Let $A = P(U_A), B = P(U_B), B^\prime =P(U_{B^\prime}), C^\prime = P(U_{C^\prime})$. Since they are in general position you can find $a \in U_A, b \in U_B, c^\prime \in U_{C^\prime}$ s.t. they are linearly independent. Now take $b^\prime \in U_{B^\prime} \setminus \{0\}$. Analogously to one Lemma we had, there are $\lambda_1, \dots, \lambda_3$ with $\lambda_1a + \lambda_2 b + \lambda_3 c^\prime = -b^\prime$. It holds $\lambda_i \ne 0$ for every $i$ because the points are in general position. Therefore $(\lambda_1a , \lambda_2 b , \lambda_3 c^\prime)$ is a basis of $V$ and we get $A = [e_1], B = [e_2], C^\prime = [e_3], B^\prime = [-e_1-e_2-e_3]$ as homogeneous coordinates, which depend on the chosen basis of $V$ (see def.).

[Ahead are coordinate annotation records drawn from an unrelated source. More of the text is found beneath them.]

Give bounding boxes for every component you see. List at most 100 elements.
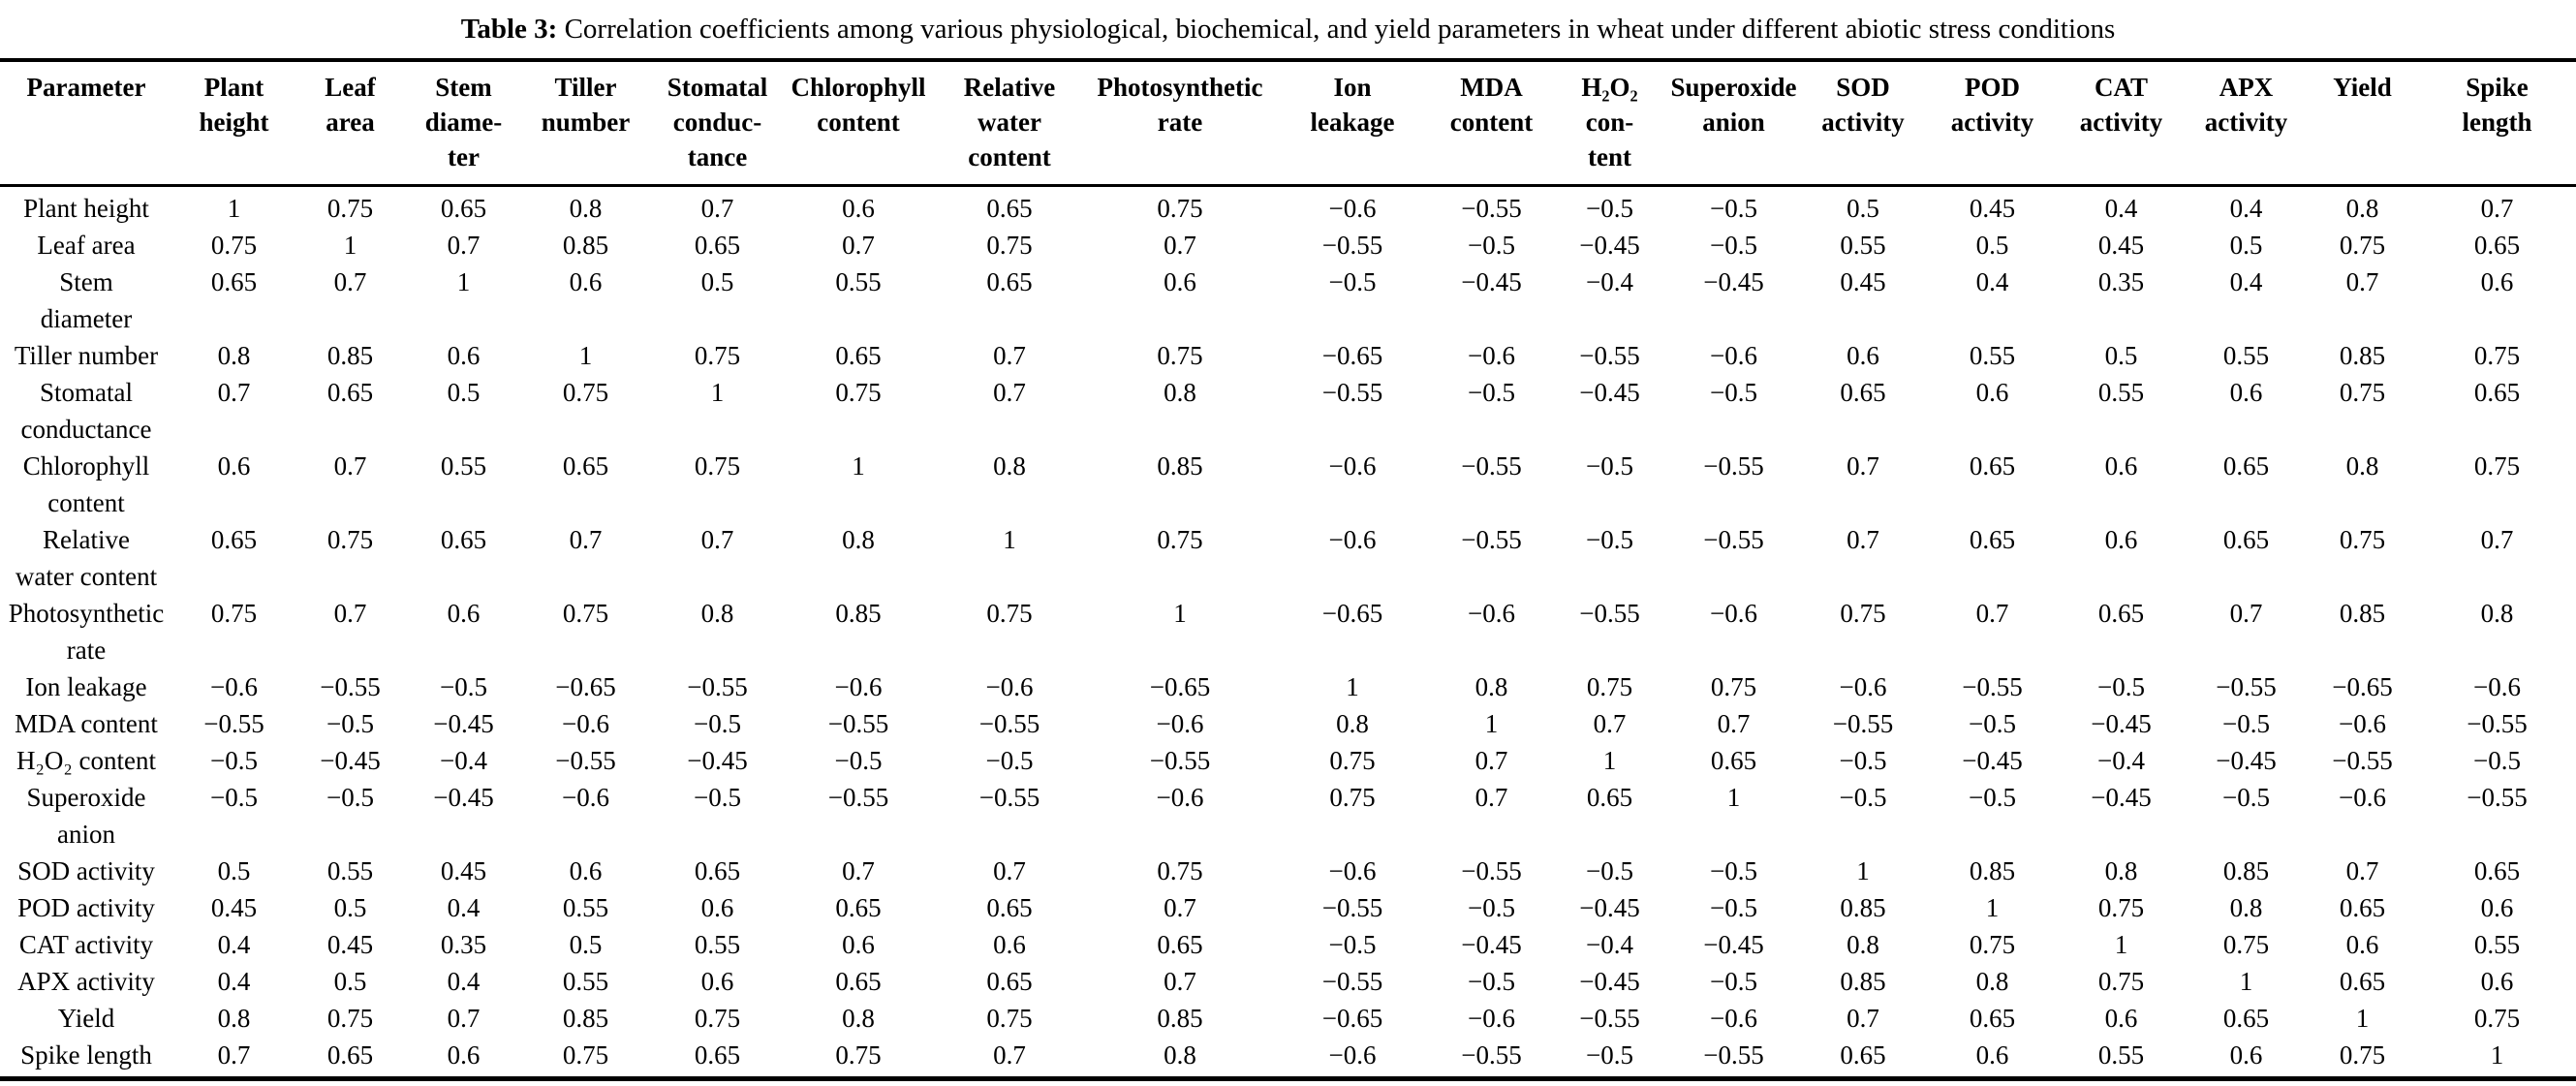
correlation-cell: −0.55 [1703,451,1764,481]
correlation-cell: 0.7 [217,378,251,407]
row-label-line: Plant height [23,194,149,223]
correlation-cell: −0.55 [1321,378,1383,407]
correlation-cell: 0.6 [2229,1040,2263,1070]
correlation-cell: −0.5 [1468,893,1515,922]
correlation-cell: 0.75 [694,341,741,370]
correlation-cell: 0.45 [440,856,487,885]
correlation-cell: 0.65 [835,893,882,922]
column-header-line: H₂O₂ [1581,73,1638,102]
correlation-cell: 0.45 [2097,231,2145,260]
correlation-cell: 0.75 [2097,967,2145,996]
correlation-cell: 0.7 [1474,783,1508,812]
correlation-cell: 0.85 [1969,856,2016,885]
correlation-cell: 0.7 [1847,451,1879,481]
correlation-cell: −0.4 [1586,930,1633,959]
correlation-cell: 0.5 [2104,341,2138,370]
correlation-cell: −0.6 [1328,1040,1377,1070]
correlation-cell: 0.75 [1710,672,1757,701]
column-header-line: APX [2219,73,2274,102]
row-label-line: anion [57,820,115,849]
correlation-cell: 0.75 [2339,231,2386,260]
correlation-cell: 1 [1346,672,1359,701]
correlation-cell: −0.5 [1710,231,1757,260]
correlation-cell: 0.4 [2229,267,2263,296]
correlation-cell: 0.7 [1164,231,1196,260]
correlation-cell: −0.5 [985,746,1034,775]
correlation-cell: −0.55 [1321,967,1383,996]
correlation-cell: 0.75 [2473,451,2521,481]
correlation-cell: 0.85 [835,599,882,628]
correlation-cell: −0.6 [1328,451,1377,481]
column-header: Stomatal conduc-tance [649,60,786,186]
correlation-cell: −0.6 [1468,599,1515,628]
correlation-cell: 0.75 [1157,525,1203,554]
correlation-cell: −0.6 [2473,672,2521,701]
correlation-cell: 0.75 [1157,856,1203,885]
table-row: CAT activity 0.4 0.45 0.35 0.5 0.55 0.6 0.6 0.65… [0,926,2576,963]
correlation-cell: 0.7 [2345,856,2379,885]
correlation-cell: 0.65 [986,967,1033,996]
correlation-cell: 0.7 [333,451,367,481]
correlation-cell: 1 [456,267,471,296]
row-label-line: Yield [57,1004,115,1033]
row-label-line: Spike length [20,1040,152,1070]
correlation-cell: 0.7 [700,525,734,554]
correlation-cell: 0.75 [2339,378,2386,407]
correlation-cell: −0.45 [433,783,494,812]
correlation-cell: −0.6 [1328,856,1377,885]
correlation-cell: 0.35 [2097,267,2145,296]
correlation-cell: −0.55 [1962,672,2023,701]
row-label-line: H₂O₂ content [16,746,157,775]
correlation-cell: 0.75 [835,1040,882,1070]
correlation-cell: 0.75 [986,599,1033,628]
column-header: SOD activity [1798,60,1928,186]
correlation-cell: 0.6 [2104,525,2138,554]
correlation-cell: 0.7 [993,1040,1026,1070]
correlation-cell: −0.5 [440,672,487,701]
correlation-cell: 0.5 [700,267,734,296]
column-header-line: rate [1157,108,1203,137]
correlation-cell: 0.5 [569,930,603,959]
correlation-cell: 1 [710,378,725,407]
correlation-cell: 0.75 [2222,930,2270,959]
correlation-cell: −0.55 [1579,341,1640,370]
correlation-cell: 0.75 [1840,599,1886,628]
table-row: Spike length 0.7 0.65 0.6 0.75 0.65 0.75 0.7 0.8… [0,1037,2576,1079]
correlation-cell: 0.7 [1975,599,2009,628]
correlation-cell: 0.75 [1157,341,1203,370]
correlation-cell: 0.8 [2104,856,2138,885]
row-label: Leaf area [0,227,172,264]
correlation-cell: −0.55 [1703,525,1764,554]
correlation-cell: 0.55 [2097,1040,2145,1070]
correlation-cell: 0.45 [1840,267,1886,296]
column-header-line: MDA [1460,73,1523,102]
correlation-cell: 0.8 [1164,378,1196,407]
correlation-cell: −0.55 [1461,1040,1522,1070]
column-header-line: activity [2079,108,2163,137]
correlation-cell: 0.75 [1969,930,2016,959]
correlation-cell: 0.65 [326,1040,374,1070]
correlation-cell: 0.7 [1164,893,1196,922]
correlation-cell: −0.5 [1710,378,1757,407]
correlation-cell: 0.5 [1847,194,1879,223]
column-header-line: content [968,142,1051,171]
column-header-line: Stomatal [667,73,768,102]
correlation-cell: −0.5 [1969,709,2016,738]
correlation-cell: −0.4 [440,746,487,775]
correlation-cell: 0.75 [326,194,374,223]
correlation-cell: 0.65 [2222,1004,2270,1033]
correlation-cell: 0.65 [694,856,741,885]
row-label: Superoxide anion [0,779,172,853]
correlation-cell: −0.5 [834,746,883,775]
column-header-line: Chlorophyll [791,73,926,102]
correlation-cell: 0.65 [1969,525,2016,554]
correlation-cell: 0.65 [440,194,487,223]
correlation-cell: −0.5 [210,746,258,775]
correlation-cell: 0.6 [700,893,734,922]
correlation-cell: 0.5 [1975,231,2009,260]
row-label: Ion leakage [0,668,172,705]
correlation-cell: −0.55 [978,709,1040,738]
correlation-cell: 0.7 [993,341,1026,370]
column-header: Chlorophyll content [786,60,931,186]
correlation-cell: 0.65 [2473,378,2521,407]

Hopefully this is right and answers your question.

Thank you for clarification. In both of your comments it should be $C^\prime$ instead of $C$. ($A$, $B$, and $C$ are collinear.) But the rest is perfect.

You always have to bare in mind, that coordinates are with respect to a chosen basis – as xoto pointed out correctly. Sometimes people add the basis to the coordinates to make this explicit: If $\mathcal{B} = \{a,b,c\}$ is a basis, then $a = \svector{1\\0\\0}_\mathcal{B}$, $b = \svector{0\\1\\0}_\mathcal{B}$, and $c = \svector{0\\0\\1}_\mathcal{B}$.